Wednesday, July 16, 2014
Tuesday, July 15, 2014
There has been a lot of them lately... Messages boiling up from the caverns.
Enoch photo above.
Thx again Jesse!!! Sweetest desert sage always
We celebrated E's birthday during the weekend and put the kids free zoo day passes to good use that they received as prizes for completing the local Summer Reading Program. The children went excitedly around taking in all the information keeping their spirits up in the hot, moist air. It was hard to see these wild creatures in captivity even with the clean exhibits and very interesting variety of animals. However, I have a curiosity about zoos. Long ago a kookaburra bird appeared to me once in my dreams. In the dream he was a living resident at the Portland Zoo, and had flown into a giant corn patch that was beautifully growing in our backyard, in fact in the dream as soon as the back door opened there was practically corn in your face. I found this odd because in reality I had planted corn that year but they had never grown, nor did they get as huge as they appeared during that dreamtime. In this dream 'our dimension' didn't appear to matter in the way I thought it should, for in the sleepy mists and ethereal time the kookaburra wanted to be surrounded by the tall leafy plants abounding in our small plot of land and seemed to be elated by them. This gaint kingfisher relative stopped once to perch on a bright yellow cob, then sang aloud, so loud! A call that pierced through me and shifted things with an unusual sound, and a world seeped in with his call. I was left wondering many things. I remember thinking what could this mean, a kookaburra? Now it makes more sense, I live in the land of corn. We've a sizable corn patch in the yard this year and last. When at first my dream occurred my parents we're coming to stay with us for a month and Iris who is now 5 was just born and they wanted to help out, partially at my request. I had become concerned that I was not ready and able to handle two children. I felt young in many ways and in a way I was, 30 or 31 is young. Needless to say our big 'family helps each other out idea' blew up and we ended up not speaking for 6 months. My words to them before they left our threshold aka. the front door, were 'What would you like, a high 5?' "No," my Dad said, "just a hug." "What about Enoch?", I asked because we had just taken him to school. I knew he would wonder where they went- he was only 4 and was happily thinking they would be picking him up. My Dad said, "Have him text me."
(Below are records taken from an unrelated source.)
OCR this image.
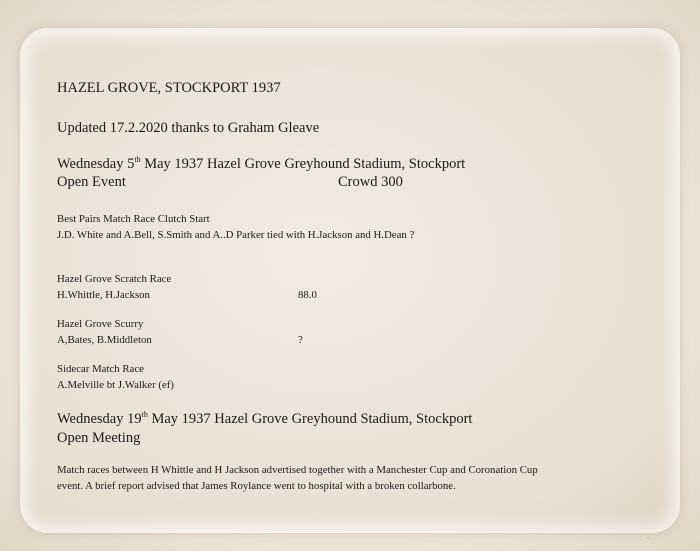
HAZEL GROVE, STOCKPORT 1937
Updated 17.2.2020 thanks to Graham Gleave
Wednesday 5th May 1937 Hazel Grove Greyhound Stadium, Stockport
Open Event	Crowd 300
Best Pairs Match Race Clutch Start
J.D. White and A.Bell, S.Smith and A..D Parker tied with H.Jackson and H.Dean ?
Hazel Grove Scratch Race
H.Whittle, H.Jackson	88.0
Hazel Grove Scurry
A,Bates, B.Middleton	?
Sidecar Match Race
A.Melville bt J.Walker (ef)
Wednesday 19th May 1937 Hazel Grove Greyhound Stadium, Stockport
Open Meeting
Match races between H Whittle and H Jackson advertised together with a Manchester Cup and Coronation Cup
event. A brief report advised that James Roylance went to hospital with a broken collarbone.
~
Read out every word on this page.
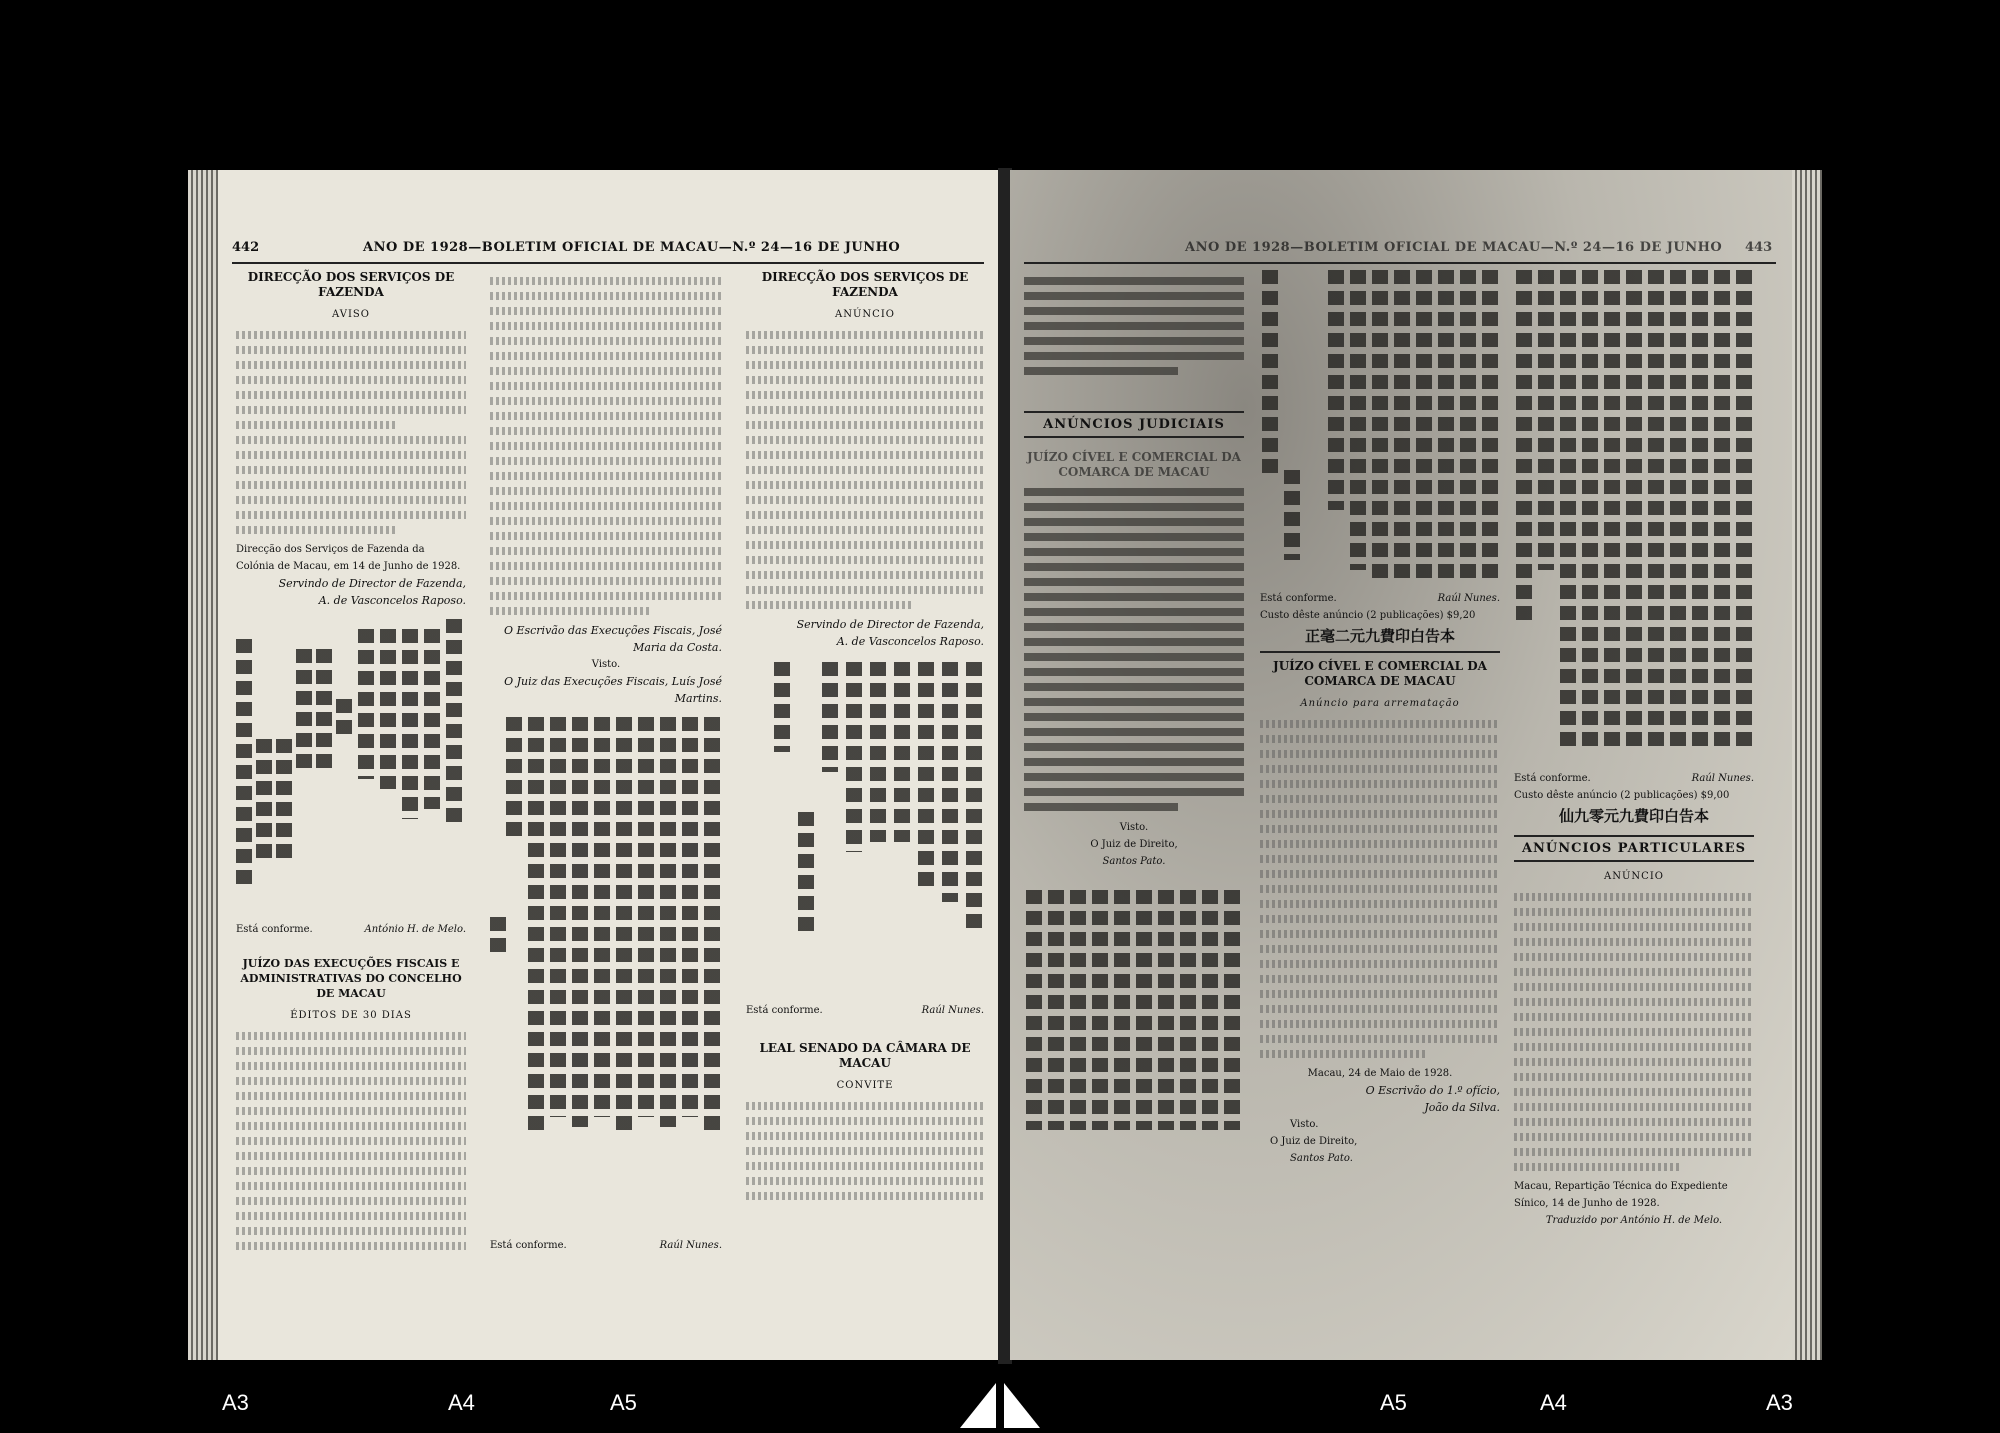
442	ANO DE 1928—BOLETIM OFICIAL DE MACAU—N.º 24—16 DE JUNHO
DIRECÇÃO DOS SERVIÇOS DE FAZENDA
AVISO
Direcção dos Serviços de Fazenda da Colónia de Macau, em 14 de Junho de 1928.
Servindo de Director de Fazenda,
A. de Vasconcelos Raposo.
Está conforme.	António H. de Melo.
JUÍZO DAS EXECUÇÕES FISCAIS E ADMINISTRATIVAS DO CONCELHO DE MACAU
ÉDITOS DE 30 DIAS
O Escrivão das Execuções Fiscais, José Maria da Costa.
Visto.
O Juiz das Execuções Fiscais, Luís José Martins.
Está conforme.	Raúl Nunes.
DIRECÇÃO DOS SERVIÇOS DE FAZENDA
ANÚNCIO
Servindo de Director de Fazenda,
A. de Vasconcelos Raposo.
Está conforme.	Raúl Nunes.
LEAL SENADO DA CÂMARA DE MACAU
CONVITE
ANO DE 1928—BOLETIM OFICIAL DE MACAU—N.º 24—16 DE JUNHO 443
ANÚNCIOS JUDICIAIS
JUÍZO CÍVEL E COMERCIAL DA COMARCA DE MACAU
Visto.
O Juiz de Direito,
Santos Pato.
Está conforme.	Raúl Nunes.
Custo dêste anúncio (2 publicações) $9,20
正毫二元九費印白告本
JUÍZO CÍVEL E COMERCIAL DA COMARCA DE MACAU
Anúncio para arrematação
Macau, 24 de Maio de 1928.
O Escrivão do 1.º ofício,
João da Silva.
Visto.
O Juiz de Direito,
Santos Pato.
Está conforme.	Raúl Nunes.
Custo dêste anúncio (2 publicações) $9,00
仙九零元九費印白告本
ANÚNCIOS PARTICULARES
ANÚNCIO
Macau, Repartição Técnica do Expediente Sínico, 14 de Junho de 1928.
Traduzido por António H. de Melo.
A3	A4	A5	A5	A4	A3
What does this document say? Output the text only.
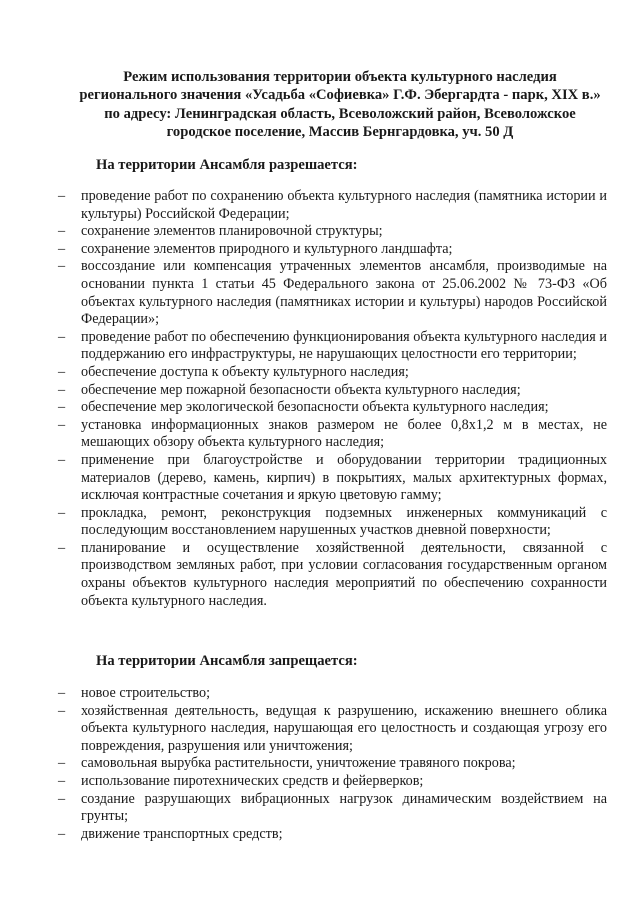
Режим использования территории объекта культурного наследия
регионального значения «Усадьба «Софиевка» Г.Ф. Эбергардта - парк, XIX в.»
по адресу: Ленинградская область, Всеволожский район, Всеволожское
городское поселение, Массив Бернгардовка, уч. 50 Д
На территории Ансамбля разрешается:
– проведение работ по сохранению объекта культурного наследия (памятника истории и культуры) Российской Федерации;
– сохранение элементов планировочной структуры;
– сохранение элементов природного и культурного ландшафта;
– воссоздание или компенсация утраченных элементов ансамбля, производимые на основании пункта 1 статьи 45 Федерального закона от 25.06.2002 № 73-ФЗ «Об объектах культурного наследия (памятниках истории и культуры) народов Российской Федерации»;
– проведение работ по обеспечению функционирования объекта культурного наследия и поддержанию его инфраструктуры, не нарушающих целостности его территории;
– обеспечение доступа к объекту культурного наследия;
– обеспечение мер пожарной безопасности объекта культурного наследия;
– обеспечение мер экологической безопасности объекта культурного наследия;
– установка информационных знаков размером не более 0,8х1,2 м в местах, не мешающих обзору объекта культурного наследия;
– применение при благоустройстве и оборудовании территории традиционных материалов (дерево, камень, кирпич) в покрытиях, малых архитектурных формах, исключая контрастные сочетания и яркую цветовую гамму;
– прокладка, ремонт, реконструкция подземных инженерных коммуникаций с последующим восстановлением нарушенных участков дневной поверхности;
– планирование и осуществление хозяйственной деятельности, связанной с производством земляных работ, при условии согласования государственным органом охраны объектов культурного наследия мероприятий по обеспечению сохранности объекта культурного наследия.
На территории Ансамбля запрещается:
– новое строительство;
– хозяйственная деятельность, ведущая к разрушению, искажению внешнего облика объекта культурного наследия, нарушающая его целостность и создающая угрозу его повреждения, разрушения или уничтожения;
– самовольная вырубка растительности, уничтожение травяного покрова;
– использование пиротехнических средств и фейерверков;
– создание разрушающих вибрационных нагрузок динамическим воздействием на грунты;
– движение транспортных средств;
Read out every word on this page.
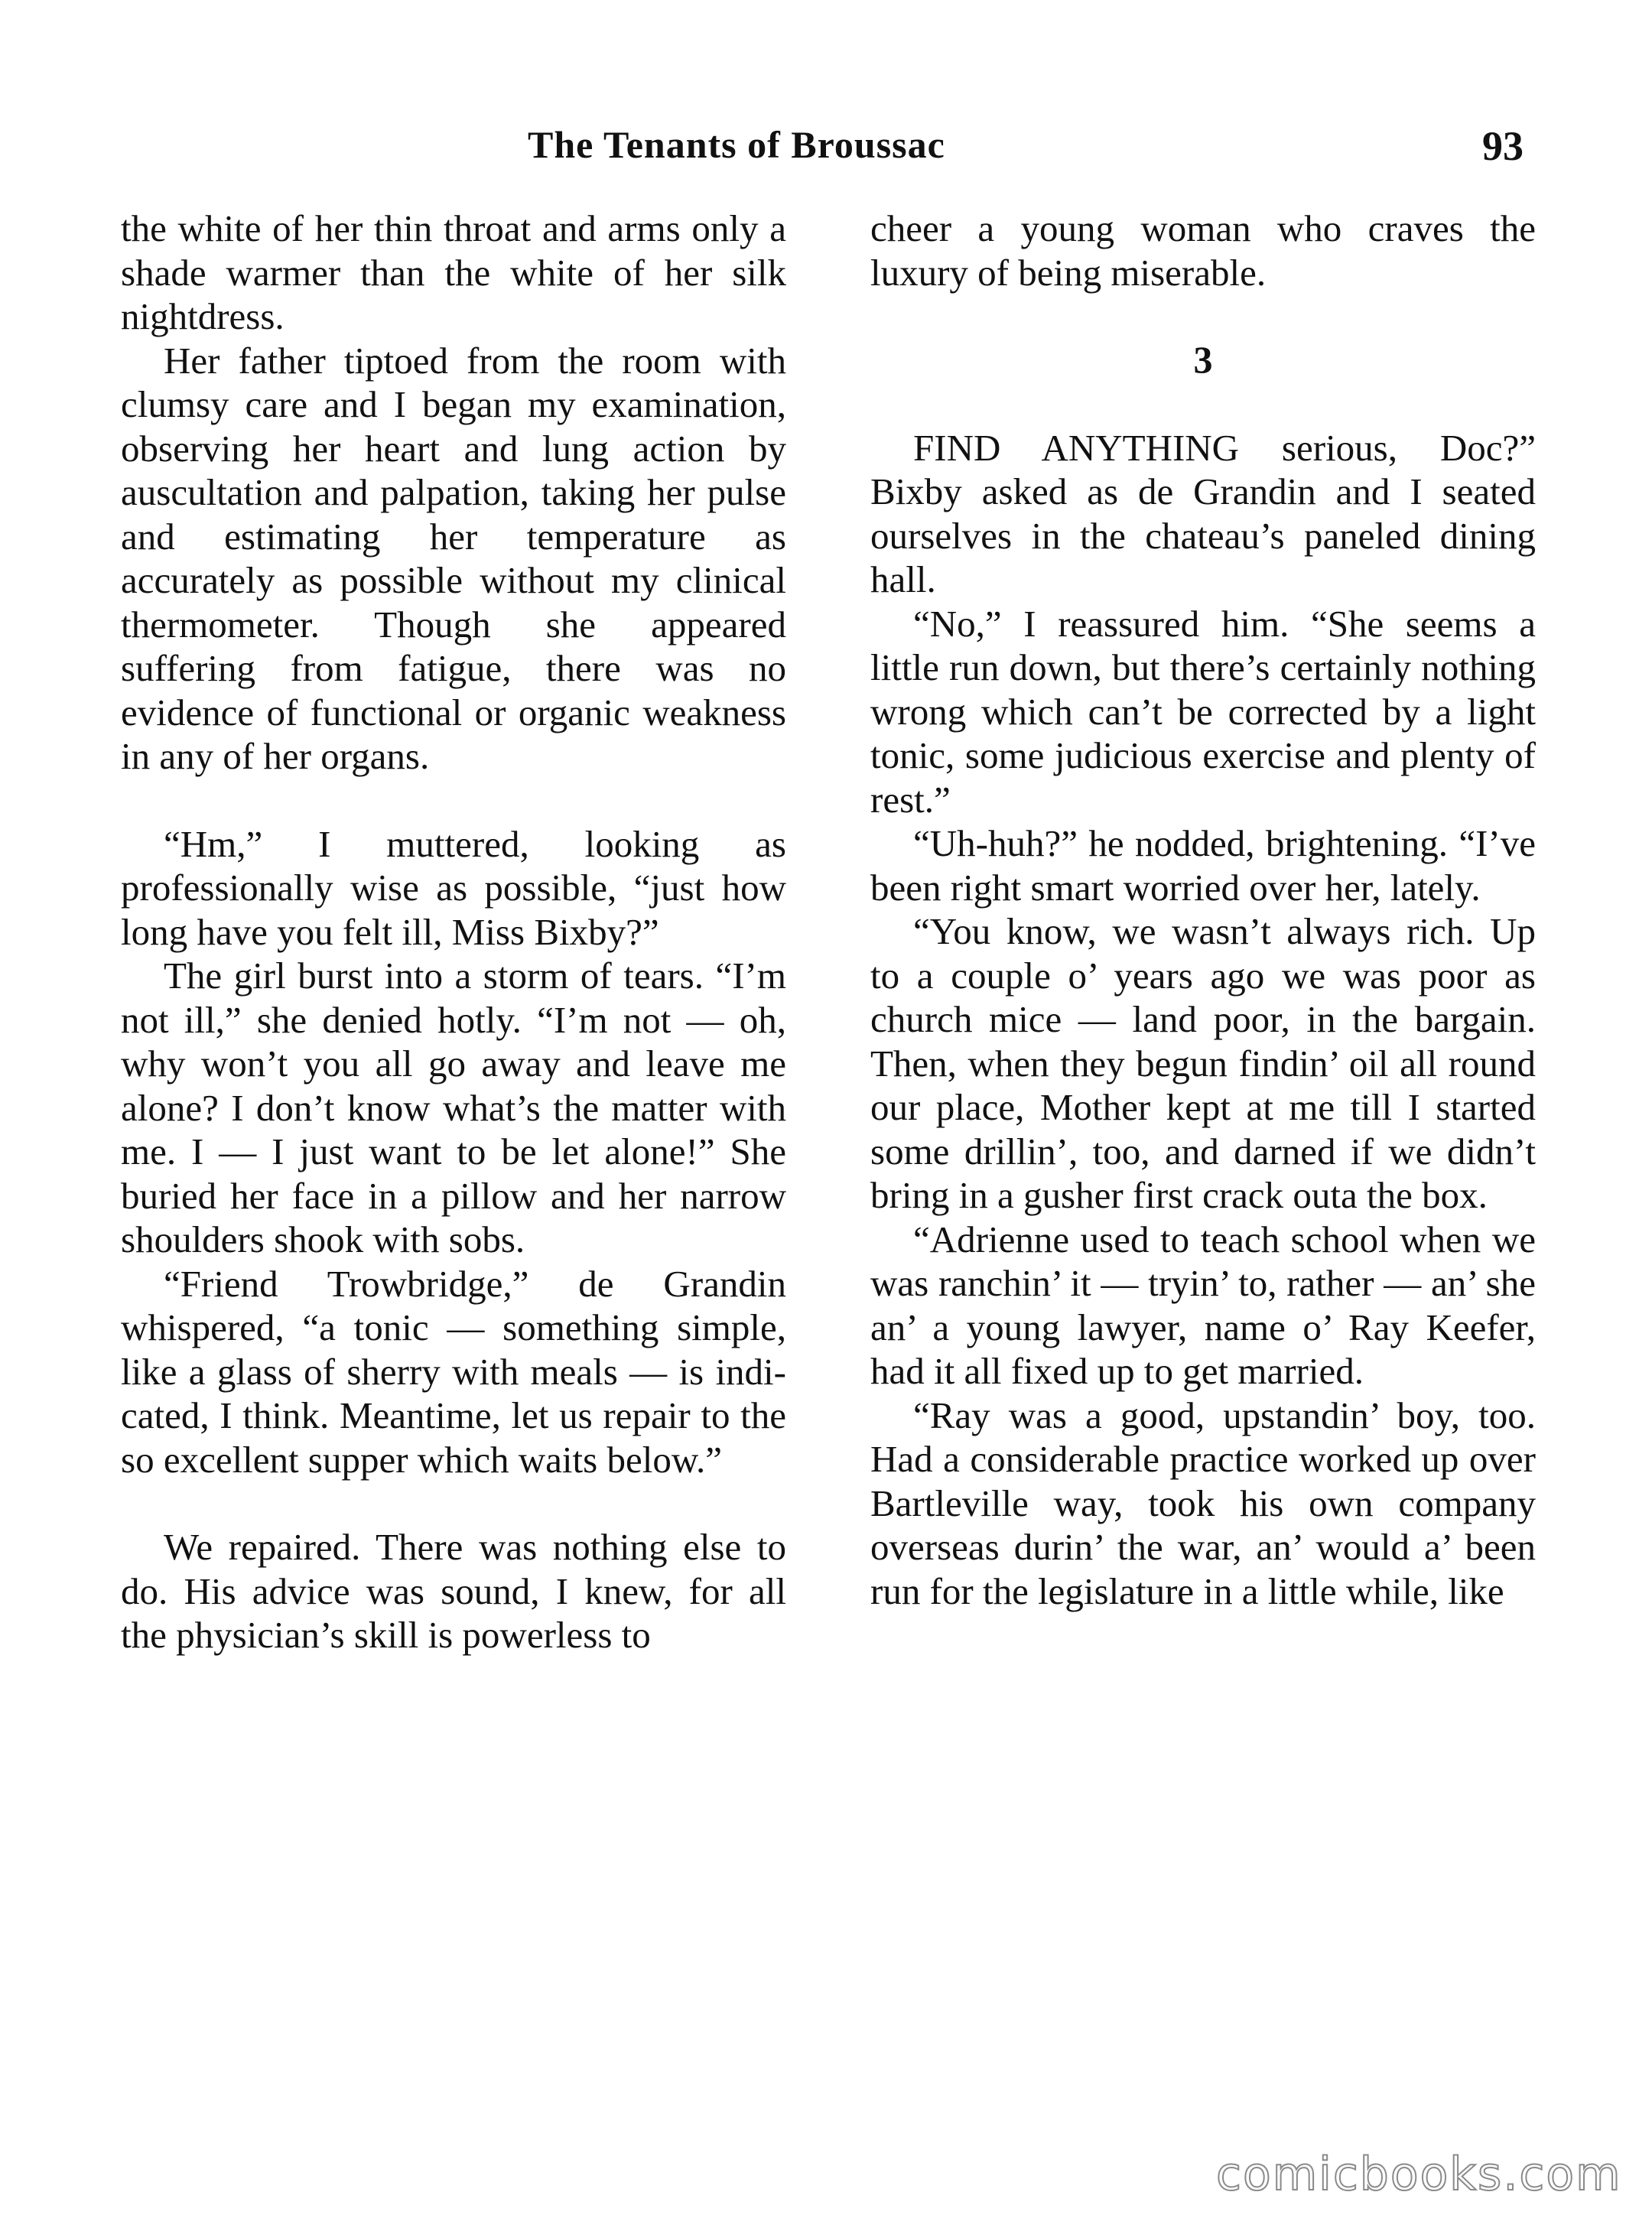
The Tenants of Broussac	93

the white of her thin throat and arms only a shade warmer than the white of her silk nightdress.

Her father tiptoed from the room with clumsy care and I began my examination, observing her heart and lung action by auscultation and palpation, taking her pulse and estimating her temperature as accurately as possible without my clinical thermometer. Though she appeared suffering from fatigue, there was no evidence of functional or organic weakness in any of her organs.

“Hm,” I muttered, looking as professionally wise as possible, “just how long have you felt ill, Miss Bixby?”

The girl burst into a storm of tears. “I’m not ill,” she denied hotly. “I’m not — oh, why won’t you all go away and leave me alone? I don’t know what’s the matter with me. I — I just want to be let alone!” She buried her face in a pillow and her narrow shoulders shook with sobs.

“Friend Trowbridge,” de Grandin whispered, “a tonic — something simple, like a glass of sherry with meals — is indicated, I think. Meantime, let us repair to the so excellent supper which waits below.”

We repaired. There was nothing else to do. His advice was sound, I knew, for all the physician’s skill is powerless to

cheer a young woman who craves the luxury of being miserable.

3

FIND ANYTHING serious, Doc?” Bixby asked as de Grandin and I seated ourselves in the chateau’s paneled dining hall.

“No,” I reassured him. “She seems a little run down, but there’s certainly nothing wrong which can’t be corrected by a light tonic, some judicious exercise and plenty of rest.”

“Uh-huh?” he nodded, brightening. “I’ve been right smart worried over her, lately.

“You know, we wasn’t always rich. Up to a couple o’ years ago we was poor as church mice — land poor, in the bargain. Then, when they begun findin’ oil all round our place, Mother kept at me till I started some drillin’, too, and darned if we didn’t bring in a gusher first crack outa the box.

“Adrienne used to teach school when we was ranchin’ it — tryin’ to, rather — an’ she an’ a young lawyer, name o’ Ray Keefer, had it all fixed up to get married.

“Ray was a good, upstandin’ boy, too. Had a considerable practice worked up over Bartleville way, took his own company overseas durin’ the war, an’ would a’ been run for the legislature in a little while, like

comicbooks.com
Going back and digging through this time I was angry because I thought they would act much differently, because in the kookaburra dream- they had taken Iris to the zoo, loved Portland, found our home lovely and so forth. In real life though, the story was much different. They hated Portland from day one, my Mom being an East LAer for life, said that too many white people trying too be cool lived there. Every where we took them, they found a thing to pick at. One day I decided to make Mexican Wedding cookies with my Mom in effort to bond and reconnect, baking and cooking always pulled us closer. But she mocked me over the size of the dough balls I made. My father sided with her and I felt exasperated by it all and I wasn't ready to deal with the fact that it had become such a big production. I began to realize it was always like this with them and that perhaps even my childhood memories had been romanticized for my own benefit.
Flash forward to now and as time would have it I have not spoken to my parents for 4 years. The dream occurred 5 years ago but still the vision stands so I felt compelled to visit the animals to just say hello if I could... The day out at the Des Moines Zoo with Enoch who's now 10, Iris now 5, baby Daisy and Chris was full of fun and oddly enough slight injury sustained by my daughter- kicks in the face from brother in the bouncy house... getting hoisted onto Dad's shoulder next to a metal ceiling fan that knocked her noggin twice in front of, no less, the kookaburra's as they calmly watched. In the end everything turned out fine and we as a family, were closer for it. Able to do so in good humor of course.
Still something lingered in the air that day as evening approached. I knew in a sort of prescient manner a change was arriving when on the way home I asked a cloud to give me a sign (a practice I do from time to time since the age of 20) and what appeared to be crying lady was given form. The sobbing woman seemed to be in great pain. I thought that would be me. Turned out it was a hint at what was to come. Except I ended up not being that woman, at least not in the way it would make the most sense. The culminating moment where the magic cat, Bastet the mighty or even Durga's lion could no longer protect me from the raw heart-racing encounter did indeed take place. The feline mysteries were taking shape, I had found myself facing the chariot's turning wheel the next day in fact, after the cloud reading. Strange days and I'm hoping to keep in a healing frame of mind for everyone involved. Dealing with ghosts and similar experiences that reappear in different form is jostling. But alas, I hope to learn even deeper than before. To new births and harmony.
rev. 6-15-14 at 10 pm.
* note to self do not post things unless edited 30 fucking times, always hearing other stuff and apparently have ADD.